Dividido em pequeno capítulos, a proposta do livro é discutir o tema Feminismo a partir de concepções e ideias já estabelecidas, mas também consegue explorar novos aspectos, com uma linguagem que tenta se aproximar da simplicidade, mesmo tratando de um tema tão completo e que está em grande transformação.

Com certeza, em alguns momentos, a leitora (ou leitor, ou leitore!) que se deparar com o livro e já fazer parte das diversas camadas do feminismo, poderá pensar que o livro é mais do mesmo. Entretanto, para novos leitores, o livro pode ser um bom caminho para abrir as ideias e conectar tantas outras que ficam isoladas pela enxurrada de informações a respeito do tema. E claro, muitas equivocadas.

Assim, por isso mesmo, é importante a leitura até para aqueles que já fazem parte do movimento, em pequenas e grandes escalas. Afinal, quando as ideias se encontram e produzem algo bom para o mundo, isso deve ser comemorado. É como sentir um bom abraço.

“Feminismo se define pelo direito de lutar até a morte, se for o caso, por um outro desejo: o que nos livre dos sistemas de opressão objetivos e subjetivos aos quais estamos assujeitados”

Feminismo em comum – as diversas esferas

A luta das mulheres se faz presente em diversas esferas. De alguma forma, independente da classe social e econômica, por exemplo, as mulheres lutam. No entanto, Marcia Tiburi transparece a necessidade de fortificar o feminismo para além das pequenas (e ainda essenciais) atitudes do dia a dia.

Afinal, o patriarcado, como um monstro invisível, também consegue minimizar as pequenas histórias e transformar as grandes em oportunidades de maior opressão. É como se vivêssemos em uma gigante bolha machista difícil de ser quebrada por conta de todo o sistema em que vivemos e isso, claro, inclui a política e o capitalismo.
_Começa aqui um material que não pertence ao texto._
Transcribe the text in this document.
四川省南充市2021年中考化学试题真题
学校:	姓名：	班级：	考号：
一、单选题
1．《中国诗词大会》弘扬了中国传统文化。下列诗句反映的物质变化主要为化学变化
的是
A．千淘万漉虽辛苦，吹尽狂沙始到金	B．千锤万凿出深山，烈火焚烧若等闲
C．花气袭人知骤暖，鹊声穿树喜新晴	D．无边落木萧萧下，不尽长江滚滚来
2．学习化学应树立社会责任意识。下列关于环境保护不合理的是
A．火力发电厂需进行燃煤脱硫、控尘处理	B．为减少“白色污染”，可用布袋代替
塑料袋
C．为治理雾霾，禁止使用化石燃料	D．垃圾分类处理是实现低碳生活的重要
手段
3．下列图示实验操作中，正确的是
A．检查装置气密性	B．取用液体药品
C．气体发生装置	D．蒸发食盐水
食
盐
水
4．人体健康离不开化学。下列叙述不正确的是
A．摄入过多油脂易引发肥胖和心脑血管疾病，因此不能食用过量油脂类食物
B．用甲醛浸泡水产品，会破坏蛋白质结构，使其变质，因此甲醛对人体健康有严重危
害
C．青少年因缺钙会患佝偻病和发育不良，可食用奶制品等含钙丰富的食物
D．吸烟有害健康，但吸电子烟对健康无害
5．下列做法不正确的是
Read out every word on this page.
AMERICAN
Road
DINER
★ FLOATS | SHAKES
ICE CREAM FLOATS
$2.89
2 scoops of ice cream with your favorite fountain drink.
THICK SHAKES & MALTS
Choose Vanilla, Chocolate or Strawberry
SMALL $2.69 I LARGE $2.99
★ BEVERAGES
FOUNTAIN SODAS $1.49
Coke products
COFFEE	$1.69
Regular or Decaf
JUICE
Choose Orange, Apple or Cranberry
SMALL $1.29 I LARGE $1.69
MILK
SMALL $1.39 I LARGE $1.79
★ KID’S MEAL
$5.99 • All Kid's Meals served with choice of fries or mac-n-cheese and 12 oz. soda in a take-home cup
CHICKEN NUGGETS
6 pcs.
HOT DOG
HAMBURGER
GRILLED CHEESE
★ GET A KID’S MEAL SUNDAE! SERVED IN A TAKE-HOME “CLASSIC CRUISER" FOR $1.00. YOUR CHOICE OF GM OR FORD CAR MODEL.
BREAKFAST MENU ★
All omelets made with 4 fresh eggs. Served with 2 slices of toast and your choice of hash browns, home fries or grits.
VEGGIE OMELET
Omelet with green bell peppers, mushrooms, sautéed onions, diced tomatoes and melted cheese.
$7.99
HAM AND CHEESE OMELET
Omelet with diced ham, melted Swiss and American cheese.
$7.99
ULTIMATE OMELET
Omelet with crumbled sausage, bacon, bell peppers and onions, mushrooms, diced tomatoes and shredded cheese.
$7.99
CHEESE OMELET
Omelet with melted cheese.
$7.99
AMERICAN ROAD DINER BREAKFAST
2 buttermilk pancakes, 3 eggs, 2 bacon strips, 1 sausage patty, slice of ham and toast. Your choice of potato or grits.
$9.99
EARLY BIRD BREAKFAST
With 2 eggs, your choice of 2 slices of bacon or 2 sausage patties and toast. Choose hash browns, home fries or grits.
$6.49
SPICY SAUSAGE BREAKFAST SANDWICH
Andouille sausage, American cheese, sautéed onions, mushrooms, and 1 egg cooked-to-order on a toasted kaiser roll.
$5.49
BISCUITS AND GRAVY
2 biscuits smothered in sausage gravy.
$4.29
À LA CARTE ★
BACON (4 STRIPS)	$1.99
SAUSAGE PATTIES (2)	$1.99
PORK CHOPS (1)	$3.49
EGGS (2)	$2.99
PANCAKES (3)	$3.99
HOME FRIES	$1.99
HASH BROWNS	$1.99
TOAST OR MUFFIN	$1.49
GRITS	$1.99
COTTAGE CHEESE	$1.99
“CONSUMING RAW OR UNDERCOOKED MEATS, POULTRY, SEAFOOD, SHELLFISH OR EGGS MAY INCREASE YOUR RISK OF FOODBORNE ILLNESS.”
“… perguntar se praticamos o feminismo como crença ou se ele é um instrumento de transformação da sociedade, muda tudo. Aqueles que acreditam no patriarcado também deveriam se perguntar se precisam dele. – o que é muito difícil, pois o patriarcado é um sistema dogmático de crenças e não um ideal. Ele é tomado como o que há de mais natural. O agente do mundo patriarcal geralmente não consegue se fazer essa pergunta. E por isso, as feministas, agentes do feminismo, precisam fazer elas mesmas a pergunta concernente, a princípio em relação à necessidade do patriarcado, mas depois a necessidade do feminismo, para que ele não seja um simples substituto do patriarcado. Só assim, o feminismo poderá ser a sua crítica e sua desconstrução, enquanto fizer-se como autocrítica interna.”

A dor e a delícia

É claro que a vida traz bagagens muitas vezes difíceis de carregar e cada mulher, como diz aquela famosa frase, sabe a dor e a delícia de ser o que se é. Então, o livro de Marcia Tiburi nos faz caminhar por essa importante autocrítica, que nos tira do modo operante e nos coloca em modo de pensamento, de transgressão, de olhar para o futuro e, mesmo com tudo o que a vida nos dá, ainda é possível dar mais um passo para avançar em nossas conquistas.

Muitas vezes, infelizmente, para fortificar o que já foi feito e conquistado, outras vezes, para abrir novos caminhos para todas, todes e todos aqueles que acreditam em um futuro menos violento e de mais respeito e igualdade.

É por tudo que já aconteceu no passado das mulheres. Desde os fatos históricos às nossas próprias mães, avós e bisavós, que com certeza sofreram mais ainda com as amarras do patriarcado, é que livros como esse se fazem necessários.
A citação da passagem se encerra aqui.